I have never quite made my mind up about the work of the American poet Theodore Roethke (1908-1963). I find the musicality of his verse captivating, but when it comes to tone and substance somehow I don’t quite ‘get’ him: the poems come across to me as a bit fey, as not quite earthed. But I do like the way his lines move. See what you think.
The Shy Man
The full moon was shining upon the broad sea;
I sang to the one star that looked down at me;
I sang to the white house that grazed on the quay, –
As I walked by the high sea-wall.
But my lips they,
My lips they,
Said never a word,
As I moped by the high sea-wall.
The curlew’s slow night song came on the water.

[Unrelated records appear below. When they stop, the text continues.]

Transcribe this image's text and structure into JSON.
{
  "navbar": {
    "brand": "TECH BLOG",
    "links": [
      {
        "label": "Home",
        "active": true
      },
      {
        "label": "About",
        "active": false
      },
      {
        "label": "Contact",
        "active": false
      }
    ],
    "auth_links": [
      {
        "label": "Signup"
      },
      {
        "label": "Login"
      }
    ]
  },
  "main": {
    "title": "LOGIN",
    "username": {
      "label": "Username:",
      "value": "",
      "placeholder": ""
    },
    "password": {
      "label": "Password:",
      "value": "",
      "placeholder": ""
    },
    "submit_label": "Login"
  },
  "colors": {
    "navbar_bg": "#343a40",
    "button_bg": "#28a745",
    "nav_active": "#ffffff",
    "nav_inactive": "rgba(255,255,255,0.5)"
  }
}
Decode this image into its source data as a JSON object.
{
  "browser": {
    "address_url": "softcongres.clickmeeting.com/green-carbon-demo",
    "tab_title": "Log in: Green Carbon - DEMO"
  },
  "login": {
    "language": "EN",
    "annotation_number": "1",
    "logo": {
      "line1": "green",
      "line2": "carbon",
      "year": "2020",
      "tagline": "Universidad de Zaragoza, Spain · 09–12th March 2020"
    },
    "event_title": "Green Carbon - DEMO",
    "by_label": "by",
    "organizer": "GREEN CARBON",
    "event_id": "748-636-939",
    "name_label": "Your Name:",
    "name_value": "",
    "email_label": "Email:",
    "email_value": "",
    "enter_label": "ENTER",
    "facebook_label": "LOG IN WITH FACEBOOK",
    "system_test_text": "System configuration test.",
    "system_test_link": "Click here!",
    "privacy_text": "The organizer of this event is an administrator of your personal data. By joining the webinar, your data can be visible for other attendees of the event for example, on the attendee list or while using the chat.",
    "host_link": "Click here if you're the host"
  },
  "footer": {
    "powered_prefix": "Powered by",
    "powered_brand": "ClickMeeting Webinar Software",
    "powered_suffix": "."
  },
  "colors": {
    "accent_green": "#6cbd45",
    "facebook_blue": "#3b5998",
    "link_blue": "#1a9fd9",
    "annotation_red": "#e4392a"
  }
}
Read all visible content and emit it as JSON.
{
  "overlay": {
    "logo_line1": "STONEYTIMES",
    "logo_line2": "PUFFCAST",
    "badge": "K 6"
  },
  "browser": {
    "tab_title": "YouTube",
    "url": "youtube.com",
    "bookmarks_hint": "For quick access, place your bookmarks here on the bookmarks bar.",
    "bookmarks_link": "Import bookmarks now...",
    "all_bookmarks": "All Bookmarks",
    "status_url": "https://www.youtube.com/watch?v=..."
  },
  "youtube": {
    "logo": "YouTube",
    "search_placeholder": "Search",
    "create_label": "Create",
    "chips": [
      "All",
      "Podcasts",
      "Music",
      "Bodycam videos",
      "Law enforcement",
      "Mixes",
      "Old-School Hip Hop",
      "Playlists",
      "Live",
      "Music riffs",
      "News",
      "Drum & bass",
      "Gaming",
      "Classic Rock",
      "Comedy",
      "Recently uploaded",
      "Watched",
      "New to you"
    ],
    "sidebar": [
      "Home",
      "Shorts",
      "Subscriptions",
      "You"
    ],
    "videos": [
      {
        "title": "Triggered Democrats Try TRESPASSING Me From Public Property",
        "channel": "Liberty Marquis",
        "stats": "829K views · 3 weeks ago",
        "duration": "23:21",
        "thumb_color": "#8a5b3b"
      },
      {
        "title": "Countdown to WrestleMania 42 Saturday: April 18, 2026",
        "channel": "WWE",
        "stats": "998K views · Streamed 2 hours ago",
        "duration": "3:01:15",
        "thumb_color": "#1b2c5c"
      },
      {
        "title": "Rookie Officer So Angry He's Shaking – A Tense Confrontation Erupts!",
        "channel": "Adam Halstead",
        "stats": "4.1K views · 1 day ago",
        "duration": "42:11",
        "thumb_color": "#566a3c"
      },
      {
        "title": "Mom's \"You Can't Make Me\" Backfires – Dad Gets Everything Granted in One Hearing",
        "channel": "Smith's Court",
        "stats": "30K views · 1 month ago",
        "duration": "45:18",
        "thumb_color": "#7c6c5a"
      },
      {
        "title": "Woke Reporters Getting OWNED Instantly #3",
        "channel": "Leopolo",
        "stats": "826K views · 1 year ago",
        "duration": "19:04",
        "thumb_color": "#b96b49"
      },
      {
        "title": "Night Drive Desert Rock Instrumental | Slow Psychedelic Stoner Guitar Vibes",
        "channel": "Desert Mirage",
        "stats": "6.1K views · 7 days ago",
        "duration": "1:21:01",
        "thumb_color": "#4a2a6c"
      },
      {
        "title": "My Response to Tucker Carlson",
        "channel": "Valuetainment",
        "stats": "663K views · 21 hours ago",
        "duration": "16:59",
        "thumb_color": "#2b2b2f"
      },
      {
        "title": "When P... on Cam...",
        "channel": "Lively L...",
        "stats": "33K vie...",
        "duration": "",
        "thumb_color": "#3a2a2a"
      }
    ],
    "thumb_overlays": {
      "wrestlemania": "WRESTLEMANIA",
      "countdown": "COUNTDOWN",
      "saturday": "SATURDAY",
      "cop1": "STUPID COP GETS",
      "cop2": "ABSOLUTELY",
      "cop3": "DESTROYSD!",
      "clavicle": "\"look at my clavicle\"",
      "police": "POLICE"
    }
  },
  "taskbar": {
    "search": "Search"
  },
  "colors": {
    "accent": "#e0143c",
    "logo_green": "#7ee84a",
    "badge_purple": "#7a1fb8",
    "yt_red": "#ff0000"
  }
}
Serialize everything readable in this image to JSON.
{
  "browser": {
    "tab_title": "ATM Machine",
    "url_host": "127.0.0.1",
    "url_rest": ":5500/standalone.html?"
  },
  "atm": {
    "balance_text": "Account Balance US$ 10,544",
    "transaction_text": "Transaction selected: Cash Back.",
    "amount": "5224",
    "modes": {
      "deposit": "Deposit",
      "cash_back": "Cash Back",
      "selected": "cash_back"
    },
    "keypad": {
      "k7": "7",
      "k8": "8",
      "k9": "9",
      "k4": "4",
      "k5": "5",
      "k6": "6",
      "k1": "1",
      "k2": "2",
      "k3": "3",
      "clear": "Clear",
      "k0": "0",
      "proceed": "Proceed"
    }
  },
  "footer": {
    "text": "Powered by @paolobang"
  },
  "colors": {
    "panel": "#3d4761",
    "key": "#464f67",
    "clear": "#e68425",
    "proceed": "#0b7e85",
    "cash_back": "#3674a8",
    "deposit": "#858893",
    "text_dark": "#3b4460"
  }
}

That tremble of sweet notes set my heart astir,
As I walked beside her, the O’Connell’s daughter,
I knew that I did love her.
But my lips they,
My lips they
Said never a word,
As we walked by the high sea-wall.
The full moon has fallen, the night wind is down
And I lie here thinking in bleak Bofin town,
I lie here and thinking, ‘I am not alone’
For here close beside me is O’Connell’s daughter,
And my lips they, my lips they,
Say many a word,
As we embrace by the high sea-wall.
O! my lips they, my lips they
Say many a word,
As we kiss by the high sea-wall.
Theodore Roethke
I’ve recently been reading Yeats again, and I hear him in this, the repetitions, the scene-setting, naming, the figurative images.
It is soon after this period I find American verse nearly all unreadable. Even now.
I look forward to your posts.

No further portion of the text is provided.